Did anyone hear that loud “whooshing” sound this past weekend? If so, don’t be alarmed. It was just the collective sigh of relief coming from dozens of studio executives upon seeing the weekend’s enormous box office receipts.
The summer movie season started off with a bang here in the United States thanks to the highest grossing Memorial Day weekend of all time. More than USD $277 million was earned by the top 50 motion pictures playing around the country. Sequels led the day with “The Hangover Part II” pocketing USD $85 million, “Kung Fu Panda 2″ chopping away an additional USD $47.6 million and “Pirates of the Caribbean: On Stranger Tides” walking off with an additional USD $39.8 million.
While I was glad to see the industry rebound from receipts and attendance that were down upwards of 17% and 18% respectively over 2010 figures, I couldn’t help but feel a little skeptical upon seeing the news. Maybe I’ve just grown ambivalent to reading about bar setting box office results that are filled with qualifiers.

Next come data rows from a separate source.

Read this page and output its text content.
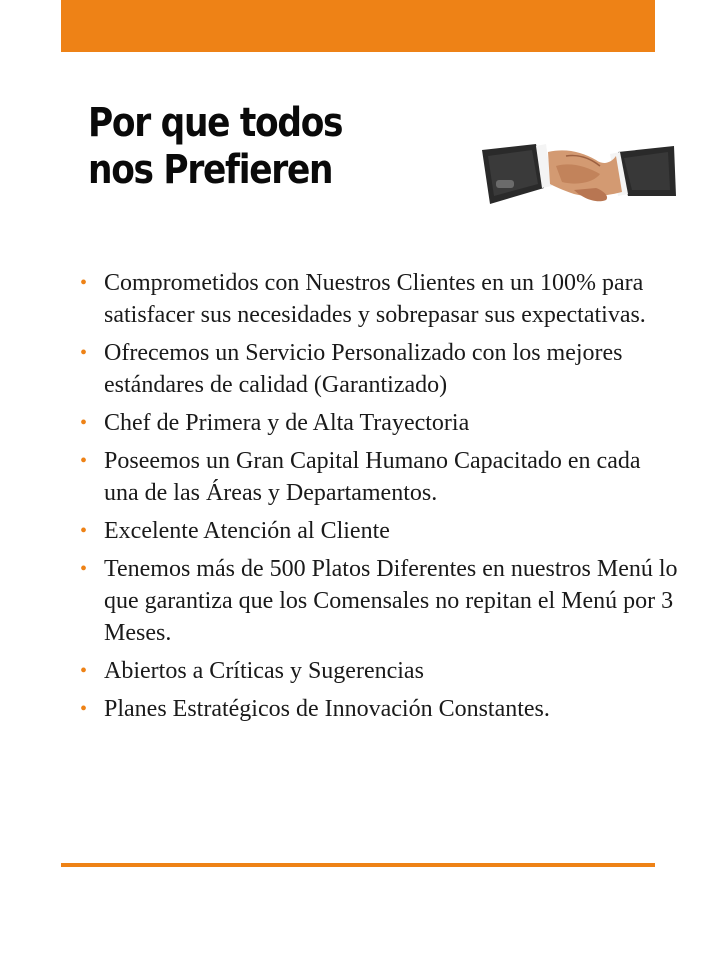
Por que todos nos Prefieren
• Comprometidos con Nuestros Clientes en un 100% para satisfacer sus necesidades y sobrepasar sus expectativas.
• Ofrecemos un Servicio Personalizado con los mejores estándares de calidad (Garantizado)
• Chef de Primera y de Alta Trayectoria
• Poseemos un Gran Capital Humano Capacitado en cada una de las Áreas y Departamentos.
• Excelente Atención al Cliente
• Tenemos más de 500 Platos Diferentes en nuestros Menú lo que garantiza que los Comensales no repitan el Menú por 3 Meses.
• Abiertos a Críticas y Sugerencias
• Planes Estratégicos de Innovación Constantes.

For instance, the following sentence is from a Box Office Mojo story from this past weekend:
Playing on approximately 6,700 screens at 3,615 locations,”The Hangover Part II” delivered the top-grossing weekend ever ($85.9 million Friday-to-Sunday) for a live-action comedy, and it ranked second to “The Matrix Reloaded” among R-rated movies.
I’m not sure when the industry became so jaded that a praiseworthy USD $85.9 million dollar opening weekend needed to be puffed up further with adjectives like “top-grossing”. Especially when such adjectives have to be qualified with yet another hyphenated descriptor, “live-action comedy”.